I know a gym franchise is fool's gold but I wouldn't mind not waking up and hating what I do for a living.... Plus there is a younger guy that owns one a town away and he has it decked out pretty nice w specialty bars and a few nice pieces from Rogue, titan, etc. Shit, I'm actually looking into it just to have a decent gym to train at after relocating
Well, I had calls with 5 owners. Heres what I learned for anyone interested:
You'll be taking an sba loan or spending between 400 and 500k to open up.
You'll pay 60k a year in franchise fees
You'll overpay for equipment, outdated systems that are overpriced because the franchise company charges you 7% over retail to make money on it.
$100 in advertising costs to gain 1 new member is the average spend due to how you're forced to advertise.
2 owners did some testing with Facebook and Instagram ads and found this number to be $3 in advertising for 1 new member. And they found it to be much more effective in driving memberships. So again, potential savings.
Overpay for security system by roughly 6000%
The short story is, a gym with 941 members will make you 159000 in your pocket every year.
If you did it yourself, you could open for 250k and at the same membership prices make an extra 80k a year. this is for a similarly equipped 5000 sq foot facility.
One thing that stuck out for me was 5 out of 5 in 5 different states all said, they'd do it themselvs and save half while making more if they were to do it again and all plan to do just that when their franchise agreement ends.
3 mentioned they would increase takehom to 200k and continue to invest the difference in growing their business and opening new locations.

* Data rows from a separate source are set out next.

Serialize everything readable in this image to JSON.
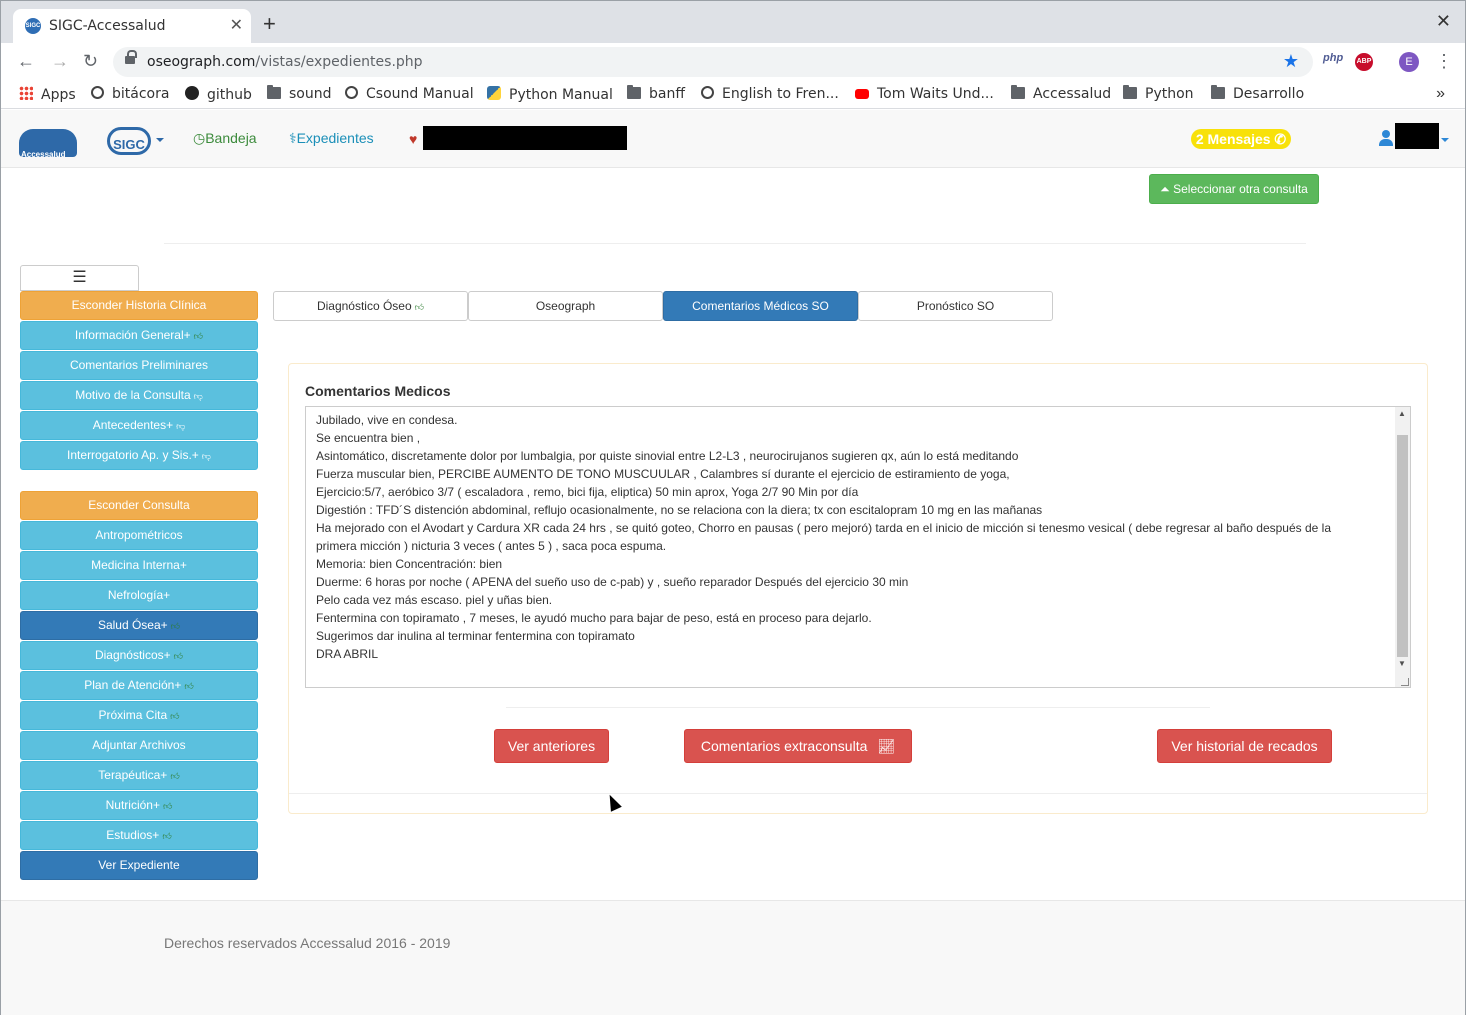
{
  "browser": {
    "tab_title": "SIGC-Accessalud",
    "tab_favicon_text": "SIGC",
    "url_host": "oseograph.com",
    "url_path": "/vistas/expedientes.php",
    "profile_initial": "E",
    "ext_php": "php",
    "ext_abp": "ABP",
    "bookmarks": [
      {
        "label": "Apps",
        "icon": "apps-icon"
      },
      {
        "label": "bitácora",
        "icon": "globe-icon"
      },
      {
        "label": "github",
        "icon": "github-icon"
      },
      {
        "label": "sound",
        "icon": "folder-icon"
      },
      {
        "label": "Csound Manual",
        "icon": "globe-icon"
      },
      {
        "label": "Python Manual",
        "icon": "python-icon"
      },
      {
        "label": "banff",
        "icon": "folder-icon"
      },
      {
        "label": "English to Fren...",
        "icon": "globe-icon"
      },
      {
        "label": "Tom Waits Und...",
        "icon": "youtube-icon"
      },
      {
        "label": "Accessalud",
        "icon": "folder-icon"
      },
      {
        "label": "Python",
        "icon": "folder-icon"
      },
      {
        "label": "Desarrollo",
        "icon": "folder-icon"
      }
    ]
  },
  "navbar": {
    "logo_text": "Accessalud",
    "sigc_text": "SIGC",
    "bandeja": "Bandeja",
    "expedientes": "Expedientes",
    "mensajes": "2 Mensajes"
  },
  "main": {
    "seleccionar_button": "Seleccionar otra consulta",
    "sidebar": [
      {
        "label": "Esconder Historia Clínica",
        "style": "orange",
        "thumb": ""
      },
      {
        "label": "Información General+",
        "style": "info",
        "thumb": "up"
      },
      {
        "label": "Comentarios Preliminares",
        "style": "info",
        "thumb": ""
      },
      {
        "label": "Motivo de la Consulta",
        "style": "info",
        "thumb": "down"
      },
      {
        "label": "Antecedentes+",
        "style": "info",
        "thumb": "down"
      },
      {
        "label": "Interrogatorio Ap. y Sis.+",
        "style": "info",
        "thumb": "down"
      },
      {
        "label": "Esconder Consulta",
        "style": "orange",
        "thumb": ""
      },
      {
        "label": "Antropométricos",
        "style": "info",
        "thumb": ""
      },
      {
        "label": "Medicina Interna+",
        "style": "info",
        "thumb": ""
      },
      {
        "label": "Nefrología+",
        "style": "info",
        "thumb": ""
      },
      {
        "label": "Salud Ósea+",
        "style": "dark",
        "thumb": "up"
      },
      {
        "label": "Diagnósticos+",
        "style": "info",
        "thumb": "up"
      },
      {
        "label": "Plan de Atención+",
        "style": "info",
        "thumb": "up"
      },
      {
        "label": "Próxima Cita",
        "style": "info",
        "thumb": "up"
      },
      {
        "label": "Adjuntar Archivos",
        "style": "info",
        "thumb": ""
      },
      {
        "label": "Terapéutica+",
        "style": "info",
        "thumb": "up"
      },
      {
        "label": "Nutrición+",
        "style": "info",
        "thumb": "up"
      },
      {
        "label": "Estudios+",
        "style": "info",
        "thumb": "up"
      },
      {
        "label": "Ver Expediente",
        "style": "dark",
        "thumb": ""
      }
    ],
    "tabs": [
      {
        "label": "Diagnóstico Óseo",
        "thumb": "up",
        "active": false
      },
      {
        "label": "Oseograph",
        "thumb": "",
        "active": false
      },
      {
        "label": "Comentarios Médicos SO",
        "thumb": "",
        "active": true
      },
      {
        "label": "Pronóstico SO",
        "thumb": "",
        "active": false
      }
    ],
    "panel_title": "Comentarios Medicos",
    "comment_lines": [
      "Jubilado, vive en condesa.",
      "Se encuentra bien ,",
      "Asintomático, discretamente dolor por lumbalgia, por quiste sinovial entre L2-L3 , neurocirujanos sugieren qx, aún lo está meditando",
      "Fuerza muscular bien, PERCIBE AUMENTO DE TONO MUSCUULAR , Calambres sí durante el ejercicio de estiramiento de yoga,",
      "Ejercicio:5/7, aeróbico 3/7 ( escaladora , remo, bici fija, eliptica) 50 min aprox, Yoga 2/7 90 Min por día",
      "Digestión : TFD´S distención abdominal, reflujo ocasionalmente, no se relaciona con la diera; tx con escitalopram 10 mg en las mañanas",
      "Ha mejorado con el Avodart y Cardura XR cada 24 hrs , se quitó goteo, Chorro en pausas ( pero mejoró) tarda en el inicio de micción si tenesmo vesical ( debe regresar al baño después de la",
      "primera micción ) nicturia 3 veces ( antes 5 ) , saca poca espuma.",
      "Memoria: bien Concentración:  bien",
      "Duerme: 6 horas por noche ( APENA del sueño uso de c-pab)  y , sueño reparador Después del ejercicio 30 min",
      "Pelo cada vez más escaso. piel y uñas bien.",
      "Fentermina con topiramato , 7 meses, le ayudó mucho para bajar de peso, está en proceso para dejarlo.",
      "Sugerimos dar inulina al terminar fentermina con topiramato",
      "DRA ABRIL"
    ],
    "btn_anteriores": "Ver anteriores",
    "btn_extraconsulta": "Comentarios extraconsulta",
    "btn_recados": "Ver historial de recados"
  },
  "footer": {
    "text": "Derechos reservados Accessalud 2016 - 2019"
  },
  "colors": {
    "info": "#5bc0de",
    "warning": "#f0ad4e",
    "primary": "#337ab7",
    "danger": "#d9534f",
    "success": "#5cb85c"
  }
}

They agreed that after the first one, it would be feasible to open 1 new location every 2 years by reinvesting rather than taking a larger salary.
I have 15 pages of notes but this is the general gist and what I believe are the key take aways.
I'll be doing some homework into doing it on my own.
If anyone is interested, I can keep a log in the business section of the process, costs, and anything else I can think of.